Batoru rowaiaru (Battle Royale)
Directed by Kinji Fukasaku (2000)
In a futuristic Japan, millions are without work. Teenagers no longer regularly attend school and the educational system is near collapse. Students still dress in their neat beige uniforms but discipline no longer exists. To combat this situation, the government passes The Millennium Education Reform Act designating a class of ninth-grade students to be chosen each year by lottery and sent to a deserted island to fight each other until only one person survives. Based on a novel by Koushin Takami, Battle Royale, a film by the late Yakuza director Kinji Fukasaku, is a requiem for the end of dreams and a metaphor for the loss of innocence in a world that has forgotten what it means to be human.
Though there are moments of black humor, the film is playing for keeps and the insanity of violence is shown in such uncompromising detail that it vividly reminds us that death is not a spectator sport, but a shocking and horrifying reality. The latest contest reunites 44 selected students with their teacher (Takeshi Kitano), a detached and ruthless man resentful of the dwindling attendance in his classes. Each student is given food, a different weapon, a map, and a collar affixed to their neck that will explode if they try to remove it. They have three days in which to survive or perish. The children, forced by society to engage in a bloodletting ritual, all react differently.
Some refuse to participate and plan to escape, some join with other groups for protection, some use it as an opportunity to settle old scores, a few commit suicide, and still others take it as a challenge to survive at all costs. Fukasaku captures what it means to be an adolescent with its sadness, bravado, and joy. Before she is killed, a teenage girl tells Shuya that she has always had a crush on him. Another boy facing death asks a girl if she will help him lose his virginity. Children are forced to live in an atmosphere of fear and distrust, having to look at their best friend as a potential killer. In this nightmare scenario, every morning they listen to the loudspeaker announcement by their teacher, about who is dead and how many are left alive. The actors cast are all around the age of fifteen and all are excellent.
A blur at the beginning, we gradually get to know the main characters. Shuya Nanahara (Tatsuya Fujiwara) is a boy whose father hung himself and decides he will do anything to protect Noriko (Aki Maeda), the girl he loves. Kawada is a survivor of a previous contest, who Shuya and Noriko trust to provide them with a means of escape. In Battle Royale, the violence is overwhelming and the film raised a storm of controversy in Japan when it was first released. It is, however, not shown to numb our senses but to make us feel. Like All About Lily Chou Chou, a 2002 film about the effects of bullying in Japanese Junior High Schools, Battle Royale captures the effects of a social order that has lost its bearing.

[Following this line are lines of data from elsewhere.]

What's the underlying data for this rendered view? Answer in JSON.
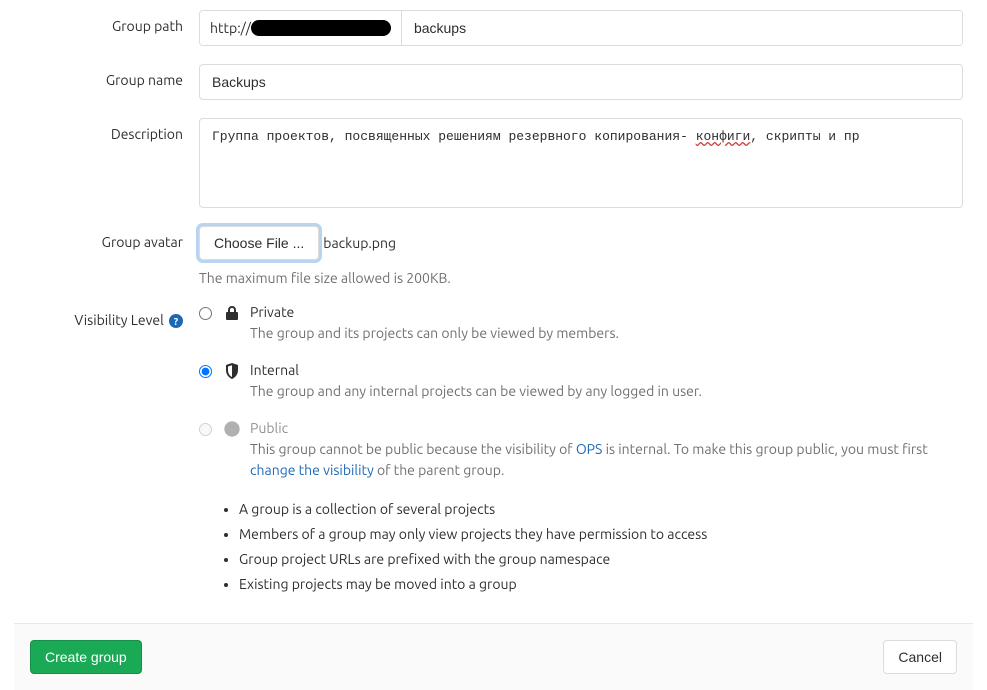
{
  "labels": {
    "group_path": "Group path",
    "group_name": "Group name",
    "description": "Description",
    "group_avatar": "Group avatar",
    "visibility_level": "Visibility Level"
  },
  "group_path": {
    "prefix": "http://",
    "value": "backups"
  },
  "group_name": {
    "value": "Backups"
  },
  "description": {
    "text_before_error": "Группа проектов, посвященных решениям резервного копирования- ",
    "spell_error": "конфиги",
    "text_after_error": ", скрипты и пр"
  },
  "avatar": {
    "button": "Choose File ...",
    "filename": "backup.png",
    "hint": "The maximum file size allowed is 200KB."
  },
  "visibility": {
    "private": {
      "title": "Private",
      "desc": "The group and its projects can only be viewed by members."
    },
    "internal": {
      "title": "Internal",
      "desc": "The group and any internal projects can be viewed by any logged in user."
    },
    "public": {
      "title": "Public",
      "desc_before": "This group cannot be public because the visibility of ",
      "link1": "OPS",
      "desc_mid": " is internal. To make this group public, you must first ",
      "link2": "change the visibility",
      "desc_after": " of the parent group."
    }
  },
  "bullets": {
    "b1": "A group is a collection of several projects",
    "b2": "Members of a group may only view projects they have permission to access",
    "b3": "Group project URLs are prefixed with the group namespace",
    "b4": "Existing projects may be moved into a group"
  },
  "buttons": {
    "create": "Create group",
    "cancel": "Cancel"
  }
}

It is a fable but one that makes a coherent statement about the world we live in. In a world where 14 and 15 year-olds are forced into combat in African and South American guerrilla wars, where the proportion of childhood deaths in the Israeli-Palestinian conflict is greater than adults by a ratio of 5-1, and where hundreds of children are killed each day in Iraq in the name of democracy, it is only logical to ask why our children should be overly concerned with the inherent value of life when apparently no one cares. In the words of Bill Marshall, "It is only through the realization thatkilling is an abomination, no matter what form it takes or how it is described, that we can instill a conscience in all of our children." Hopefully that lesson can be taken from Battle Royale.